Training and Evaluation Character Error Rate (CER) can be plotted using Matplotlib:

# Make OUTPUT_DIR/MODEL_FILE.plot_*.png
make plot

All the variables defined above apply, but there is no explicit dependency on `training`.

Still, the target depends on the `LOG_FILE` captured during training (just will not trigger
training itself). Besides analysing the log file, this also directly evaluates the trained models
(for each checkpoint) on the eval dataset.
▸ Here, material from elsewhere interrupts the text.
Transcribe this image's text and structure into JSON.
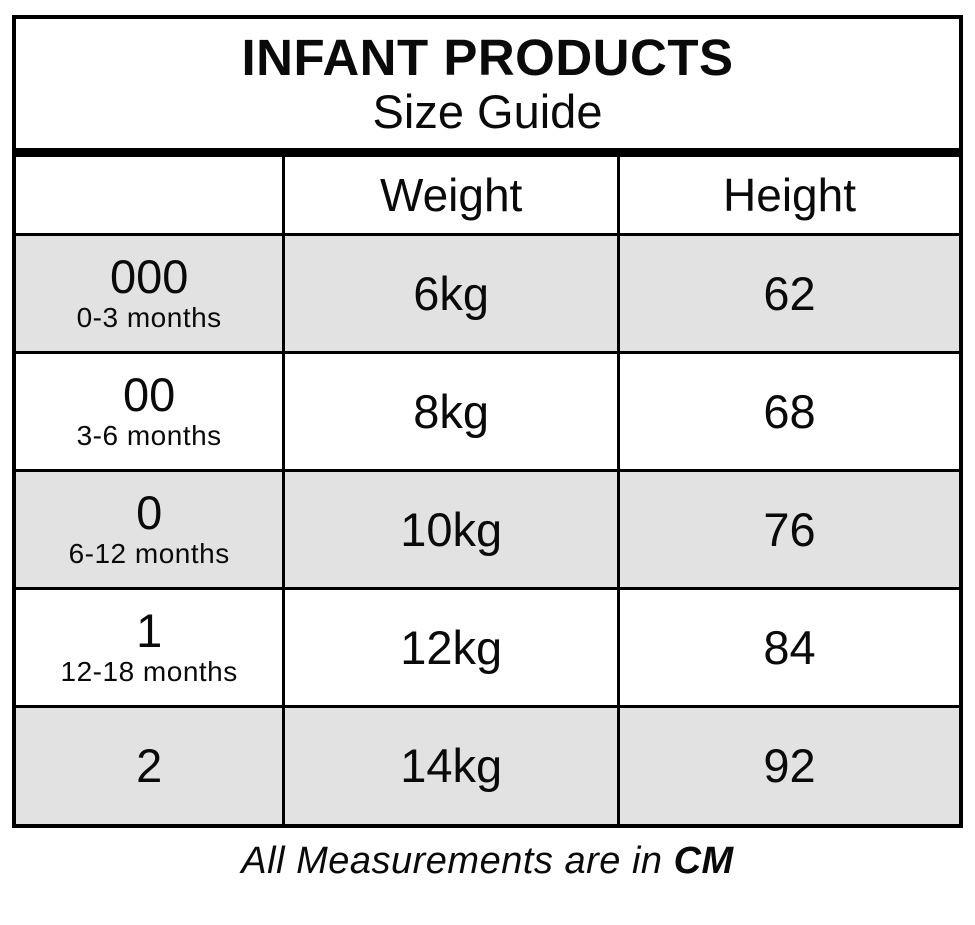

The latter is also available as an independent target
`evaluation`:

# Make OUTPUT_DIR/eval/MODEL_FILE*.*.log
make evaluation

Plotting can even be done while training is still running, and will depict the training status
up to that point. (It can be rerun any time the `LOG_FILE` has changed or new checkpoints written.)

As an example, use the training data provided in [ocrd-testset.zip](./ocrd-testset.zip) to do some
training and generate the plots:

unzip ocrd-testset.zip -d data/ocrd-ground-truth
make training MODEL_NAME=ocrd START_MODEL=deu_latf TESSDATA=~/tessdata_best MAX_ITERATIONS=10000 &
# Make data/ocrd/ocrd.plot_cer.png and plot_log.png (repeat during/after training)
make plot MODEL_NAME=ocrd

Which should then look like this:

![ocrd.plot_cer.png](./ocrd.plot_cer.png)

## License

Software is provided under the terms of the `Apache 2.0` license.